Ironically, it is the work of my even-more-ancient father that has made me realize it's about time I join the AARP, take up Scrabble and worry about Social Security.

I am lost between emotional responses.

I am grateful that I have someone like him to make such an impressively integrated system with which it is possible to access every piece of media we own.

I am frustrated at the prospect of relearning how to coordinate the TV, sound system and players so that they actually present output from the same source at the same time - and knowing it could all change again next weekend.

And of course, I feel blind terror at the realization that I don't know how any of it works anymore, wouldn't know how to fix it if something went wrong and can't understand half of what my dad is telling me about the differences between component, composite and HDMI cables.
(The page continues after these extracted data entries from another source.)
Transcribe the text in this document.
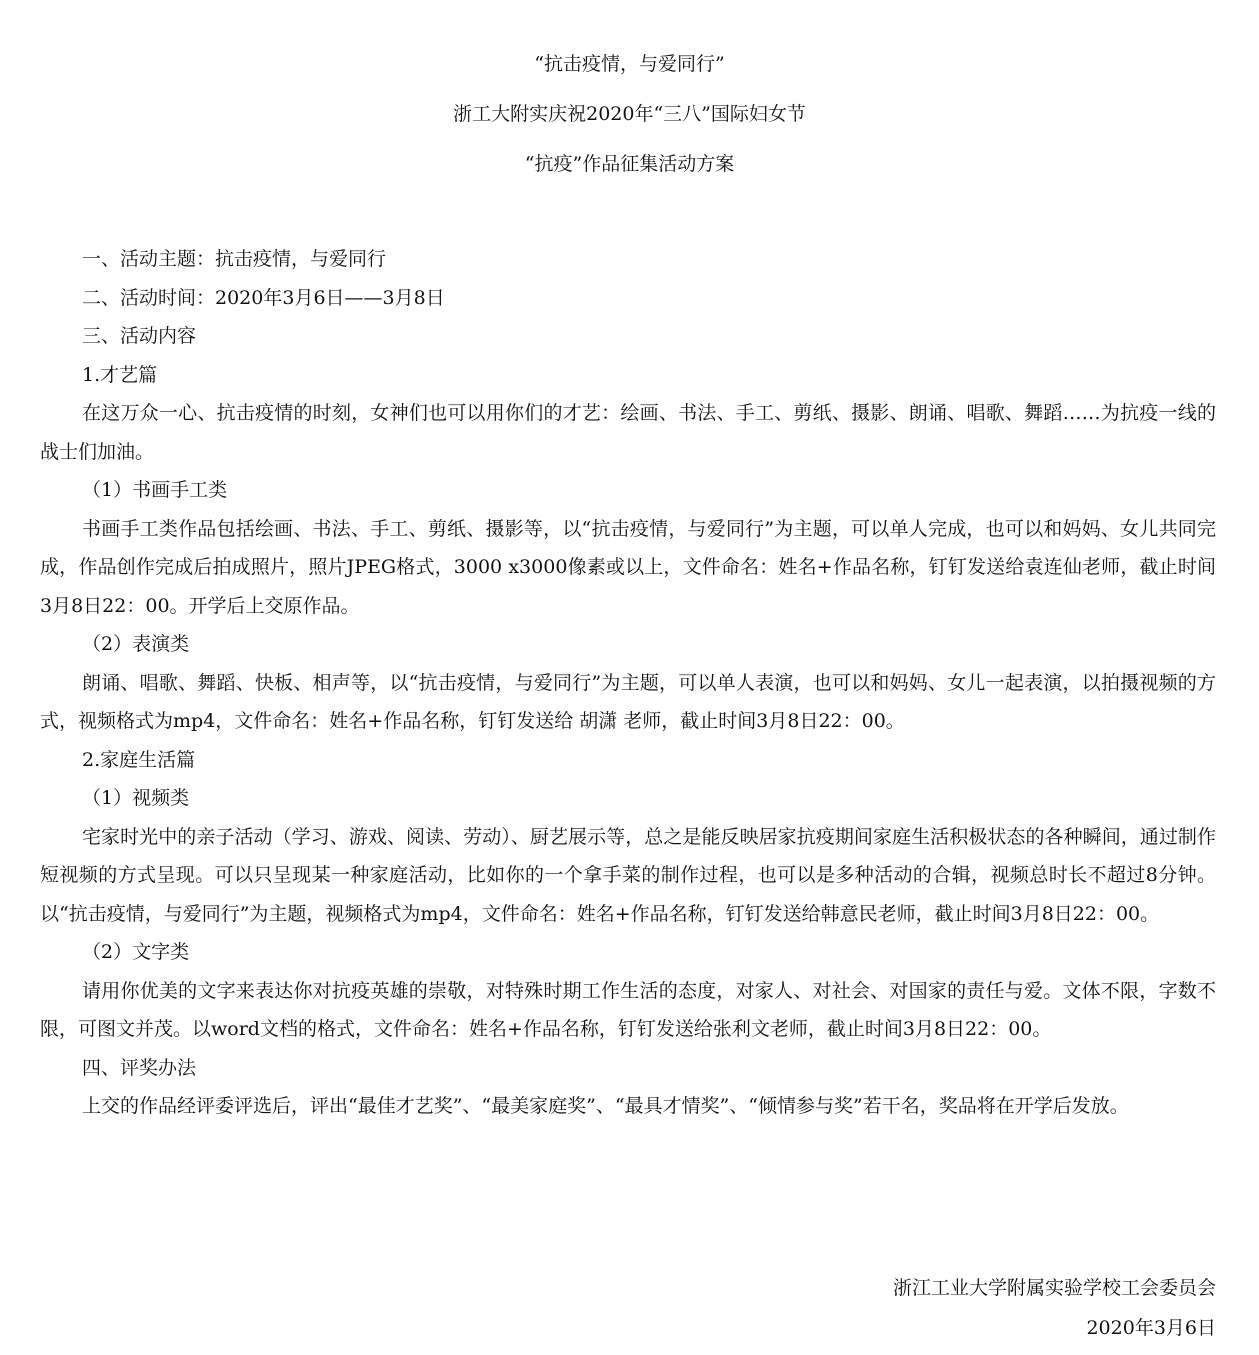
“抗击疫情，与爱同行”
浙工大附实庆祝2020年“三八”国际妇女节
“抗疫”作品征集活动方案

一、活动主题：抗击疫情，与爱同行

二、活动时间：2020年3月6日——3月8日

三、活动内容

1.才艺篇

在这万众一心、抗击疫情的时刻，女神们也可以用你们的才艺：绘画、书法、手工、剪纸、摄影、朗诵、唱歌、舞蹈……为抗疫一线的战士们加油。

（1）书画手工类

书画手工类作品包括绘画、书法、手工、剪纸、摄影等，以“抗击疫情，与爱同行”为主题，可以单人完成，也可以和妈妈、女儿共同完成，作品创作完成后拍成照片，照片JPEG格式，3000 x3000像素或以上，文件命名：姓名+作品名称，钉钉发送给袁连仙老师，截止时间3月8日22：00。开学后上交原作品。

（2）表演类

朗诵、唱歌、舞蹈、快板、相声等，以“抗击疫情，与爱同行”为主题，可以单人表演，也可以和妈妈、女儿一起表演，以拍摄视频的方式，视频格式为mp4，文件命名：姓名+作品名称，钉钉发送给 胡潇 老师，截止时间3月8日22：00。

2.家庭生活篇

（1）视频类

宅家时光中的亲子活动（学习、游戏、阅读、劳动）、厨艺展示等，总之是能反映居家抗疫期间家庭生活积极状态的各种瞬间，通过制作短视频的方式呈现。可以只呈现某一种家庭活动，比如你的一个拿手菜的制作过程，也可以是多种活动的合辑，视频总时长不超过8分钟。以“抗击疫情，与爱同行”为主题，视频格式为mp4，文件命名：姓名+作品名称，钉钉发送给韩意民老师，截止时间3月8日22：00。

（2）文字类

请用你优美的文字来表达你对抗疫英雄的崇敬，对特殊时期工作生活的态度，对家人、对社会、对国家的责任与爱。文体不限，字数不限，可图文并茂。以word文档的格式，文件命名：姓名+作品名称，钉钉发送给张利文老师，截止时间3月8日22：00。

四、评奖办法

上交的作品经评委评选后，评出“最佳才艺奖”、“最美家庭奖”、“最具才情奖”、“倾情参与奖”若干名，奖品将在开学后发放。

浙江工业大学附属实验学校工会委员会
2020年3月6日
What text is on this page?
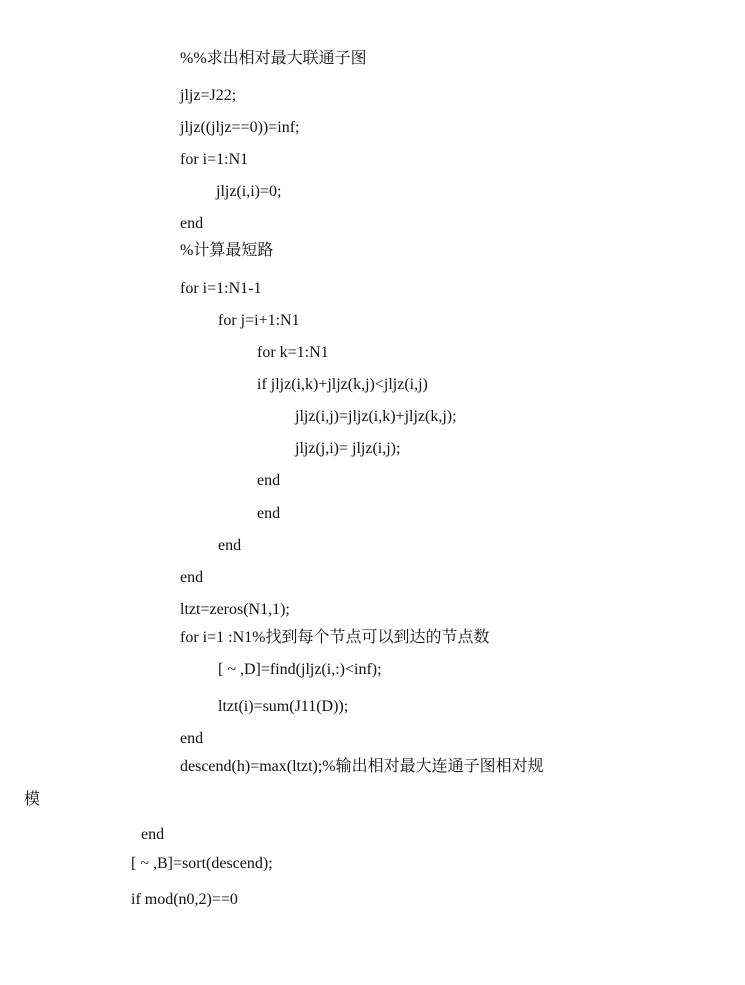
%%求出相对最大联通子图
jljz=J22;
jljz((jljz==0))=inf;
for i=1:N1
jljz(i,i)=0;
end
%计算最短路
for i=1:N1-1
for j=i+1:N1
for k=1:N1
if jljz(i,k)+jljz(k,j)<jljz(i,j)
jljz(i,j)=jljz(i,k)+jljz(k,j);
jljz(j,i)= jljz(i,j);
end
end
end
end
ltzt=zeros(N1,1);
for i=1 :N1%找到每个节点可以到达的节点数
[ ~ ,D]=find(jljz(i,:)<inf);
ltzt(i)=sum(J11(D));
end
descend(h)=max(ltzt);%输出相对最大连通子图相对规
模
end
[ ~ ,B]=sort(descend);
if mod(n0,2)==0
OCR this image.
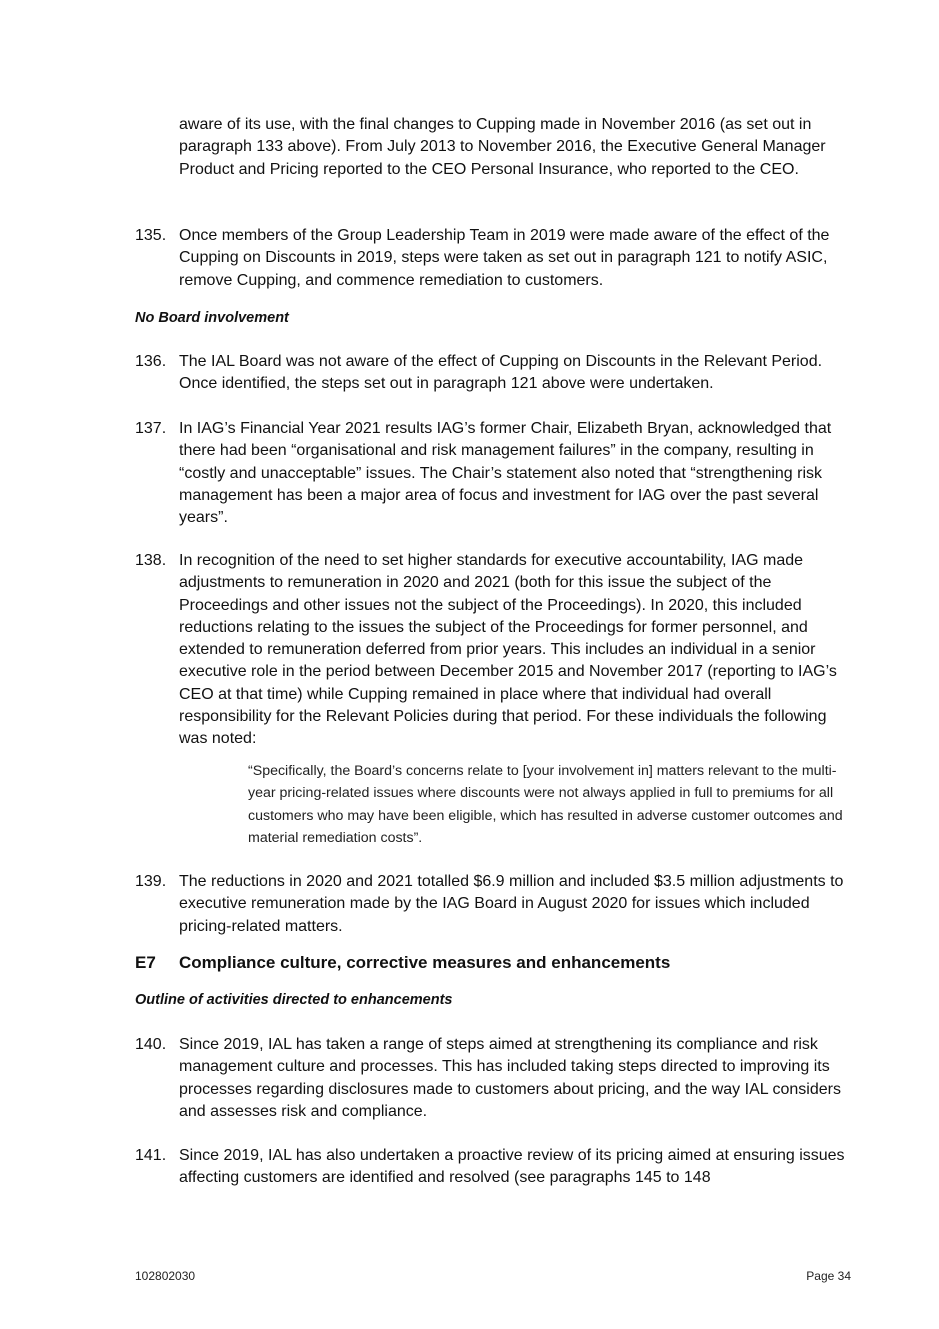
aware of its use, with the final changes to Cupping made in November 2016 (as set out in paragraph 133 above). From July 2013 to November 2016, the Executive General Manager Product and Pricing reported to the CEO Personal Insurance, who reported to the CEO.
135. Once members of the Group Leadership Team in 2019 were made aware of the effect of the Cupping on Discounts in 2019, steps were taken as set out in paragraph 121 to notify ASIC, remove Cupping, and commence remediation to customers.
No Board involvement
136. The IAL Board was not aware of the effect of Cupping on Discounts in the Relevant Period. Once identified, the steps set out in paragraph 121 above were undertaken.
137. In IAG’s Financial Year 2021 results IAG’s former Chair, Elizabeth Bryan, acknowledged that there had been “organisational and risk management failures” in the company, resulting in “costly and unacceptable” issues. The Chair’s statement also noted that “strengthening risk management has been a major area of focus and investment for IAG over the past several years”.
138. In recognition of the need to set higher standards for executive accountability, IAG made adjustments to remuneration in 2020 and 2021 (both for this issue the subject of the Proceedings and other issues not the subject of the Proceedings). In 2020, this included reductions relating to the issues the subject of the Proceedings for former personnel, and extended to remuneration deferred from prior years. This includes an individual in a senior executive role in the period between December 2015 and November 2017 (reporting to IAG’s CEO at that time) while Cupping remained in place where that individual had overall responsibility for the Relevant Policies during that period. For these individuals the following was noted:
“Specifically, the Board’s concerns relate to [your involvement in] matters relevant to the multi-year pricing-related issues where discounts were not always applied in full to premiums for all customers who may have been eligible, which has resulted in adverse customer outcomes and material remediation costs”.
139. The reductions in 2020 and 2021 totalled $6.9 million and included $3.5 million adjustments to executive remuneration made by the IAG Board in August 2020 for issues which included pricing-related matters.
E7 Compliance culture, corrective measures and enhancements
Outline of activities directed to enhancements
140. Since 2019, IAL has taken a range of steps aimed at strengthening its compliance and risk management culture and processes. This has included taking steps directed to improving its processes regarding disclosures made to customers about pricing, and the way IAL considers and assesses risk and compliance.
141. Since 2019, IAL has also undertaken a proactive review of its pricing aimed at ensuring issues affecting customers are identified and resolved (see paragraphs 145 to 148
102802030	Page 34
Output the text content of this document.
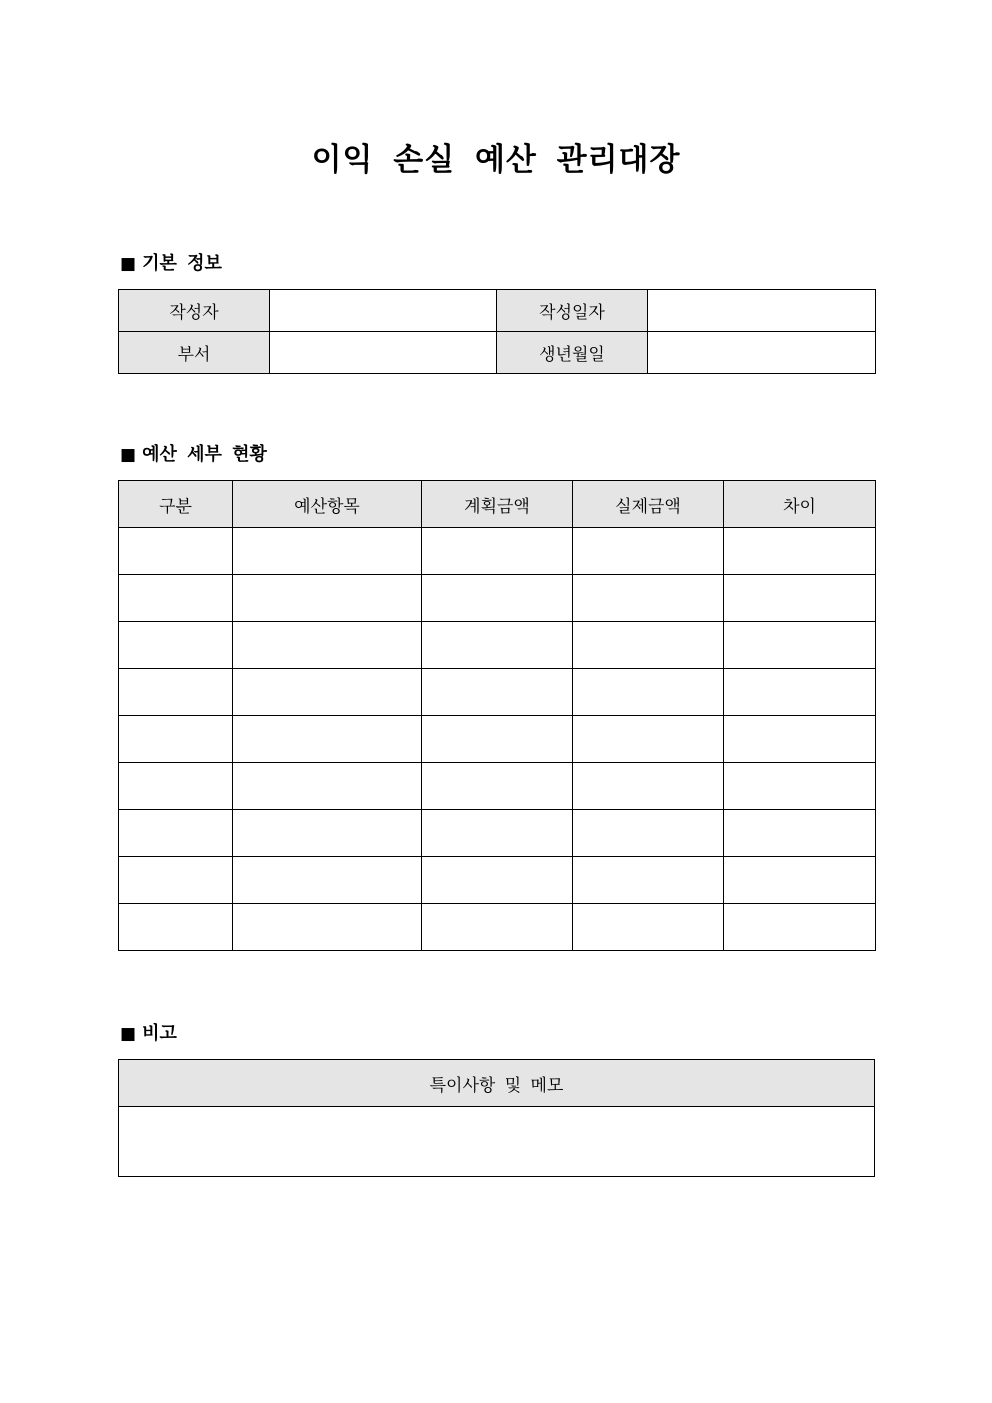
이익 손실 예산 관리대장
■ 기본 정보
작성자		작성일자	
부서		생년월일	
■ 예산 세부 현황
구분	예산항목	계획금액	실제금액	차이

■ 비고
특이사항 및 메모
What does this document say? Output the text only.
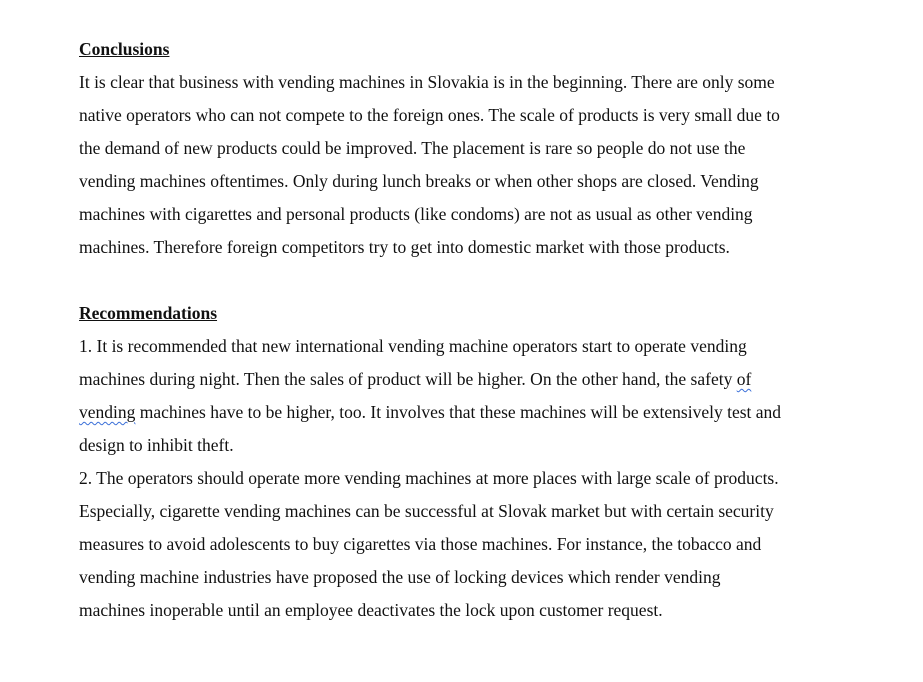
Conclusions
It is clear that business with vending machines in Slovakia is in the beginning. There are only some
native operators who can not compete to the foreign ones. The scale of products is very small due to
the demand of new products could be improved. The placement is rare so people do not use the
vending machines oftentimes. Only during lunch breaks or when other shops are closed. Vending
machines with cigarettes and personal products (like condoms) are not as usual as other vending
machines. Therefore foreign competitors try to get into domestic market with those products.
Recommendations
1. It is recommended that new international vending machine operators start to operate vending
machines during night. Then the sales of product will be higher. On the other hand, the safety of
vending machines have to be higher, too. It involves that these machines will be extensively test and
design to inhibit theft.
2. The operators should operate more vending machines at more places with large scale of products.
Especially, cigarette vending machines can be successful at Slovak market but with certain security
measures to avoid adolescents to buy cigarettes via those machines. For instance, the tobacco and
vending machine industries have proposed the use of locking devices which render vending
machines inoperable until an employee deactivates the lock upon customer request.
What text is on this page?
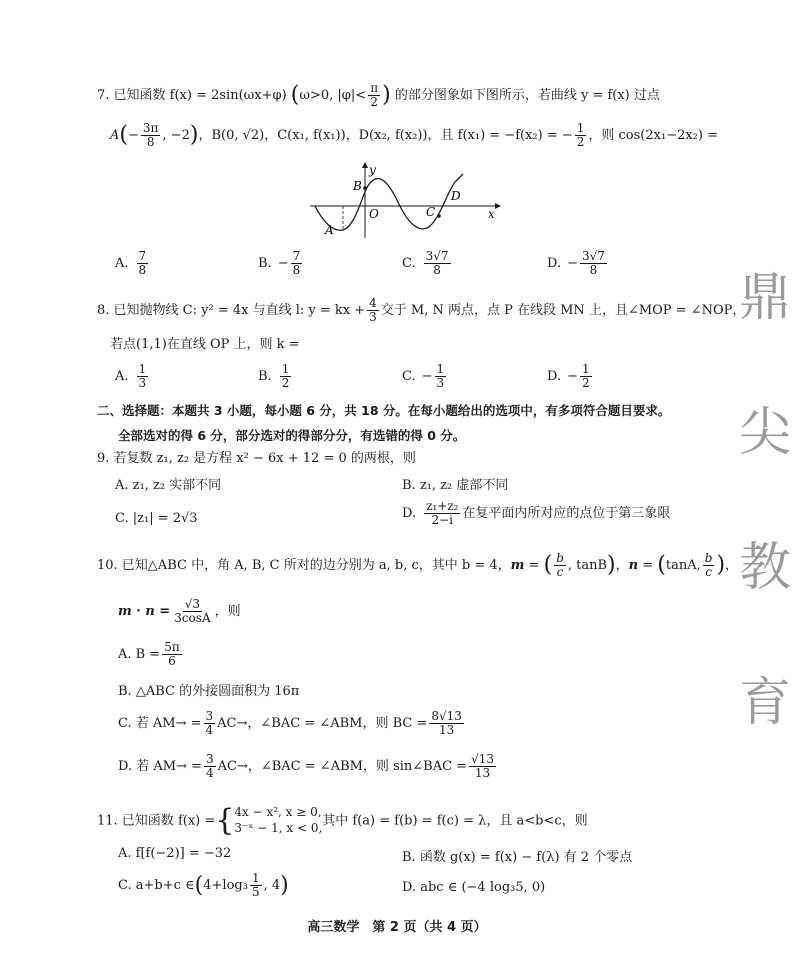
7. 已知函数 f(x) = 2sin(ωx+φ) (ω>0, $|\varphi|< \frac{\pi}{2}$ ) 的部分图象如下图所示，若曲线 y = f(x) 过点
$A(- \frac{3\pi}{8}$ , −2)，B(0, √2)，C(x₁, f(x₁))，D(x₂, f(x₂))，且 f(x₁) = −f(x₂) = − $\frac{1}{2}$ ，则 cos(2x₁−2x₂) =
y
x
O
A
B
C
D
A. $\frac{7}{8}$	B. − $\frac{7}{8}$	C. $\frac{3√7}{8}$	D. − $\frac{3√7}{8}$
8. 已知抛物线 C: y² = 4x 与直线 l: y = kx + $\frac{4}{3}$ 交于 M, N 两点，点 P 在线段 MN 上，且∠MOP = ∠NOP，
若点(1,1)在直线 OP 上，则 k =
A. $\frac{1}{3}$	B. $\frac{1}{2}$	C. − $\frac{1}{3}$	D. − $\frac{1}{2}$
二、选择题：本题共 3 小题，每小题 6 分，共 18 分。在每小题给出的选项中，有多项符合题目要求。
全部选对的得 6 分，部分选对的得部分分，有选错的得 0 分。
9. 若复数 z₁, z₂ 是方程 x² − 6x + 12 = 0 的两根，则
A. z₁, z₂ 实部不同	B. z₁, z₂ 虚部不同
C. |z₁| = 2√3	D. $\frac{\text{z₁+z₂}}{2-i}$ 在复平面内所对应的点位于第三象限
10. 已知△ABC 中，角 A, B, C 所对的边分别为 a, b, c，其中 b = 4，m = ( $\frac{b}{c}$ , tanB)，n = (tanA, $\frac{b}{c}$ )，
$m \cdot n = \frac{√3}{3\cos A}$ ，则
A. $B = \frac{5\pi}{6}$
B. △ABC 的外接圆面积为 16π
C. 若 $AM\to = \frac{3}{4} AC\to$，∠BAC = ∠ABM，则 BC = $\frac{8√13}{13}$
D. 若 $AM\to = \frac{3}{4} AC\to$，∠BAC = ∠ABM，则 sin∠BAC = $\frac{√13}{13}$
11. 已知函数 f(x) ={ 4x − x², x ≥ 0,
3⁻ˣ − 1, x < 0, 其中 f(a) = f(b) = f(c) = λ，且 a<b<c，则
A. f[f(−2)] = −32	B. 函数 g(x) = f(x) − f(λ) 有 2 个零点
C. a+b+c ∈(4+log₃ $\frac{1}{5}$ , 4)	D. abc ∈ (−4 log₃5, 0)
鼎
尖
教
育
高三数学　第 2 页（共 4 页）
Why terror? Well apart from the fact that I am less with-it than my dad (yikes), home entertainment is just the beginning. Almost every part of our daily lives is directly connected with technology we average folk know little about.

Sure, we figure out how to use it eventually, but understand it? Rarely. Each new gadget or feature at this stage of technological advancement requires extensive research to comprehend and a whole weekend to install. Then comes the realization that everything related to the one new installment has to be upgraded as well-there goes a whole year's worth of weekends.

So what do we do? Call in the experts! Pay a specialist to worry about setting it up, and continue on in blissful ignorance.

Unfortunately, informed consumers and users are necessary to keep experts from taking advantage of the masses. Understanding how things work is the only remedy to the feeling of helplessness technology inspires.

OK, I am going to become knowledgeable! I'll start with this chart I drew to figure out the TV settings.

To play a DVD, set the TV to Video-1 and the stereo to auxiliary. To use TiVo, set the TV to Video-2 and the stereo to TV. For the Xbox, TV input is Video-3, stereo is auxiliary. To use the media center PC, access the wireless network through the Xbox and navigate it through...wait, I still don't know how it works.

Ah, nevermind, I'm going to finish my homework so I can graduate and eventually make enough doing what I specialize in to pay a different specialist to know it for me.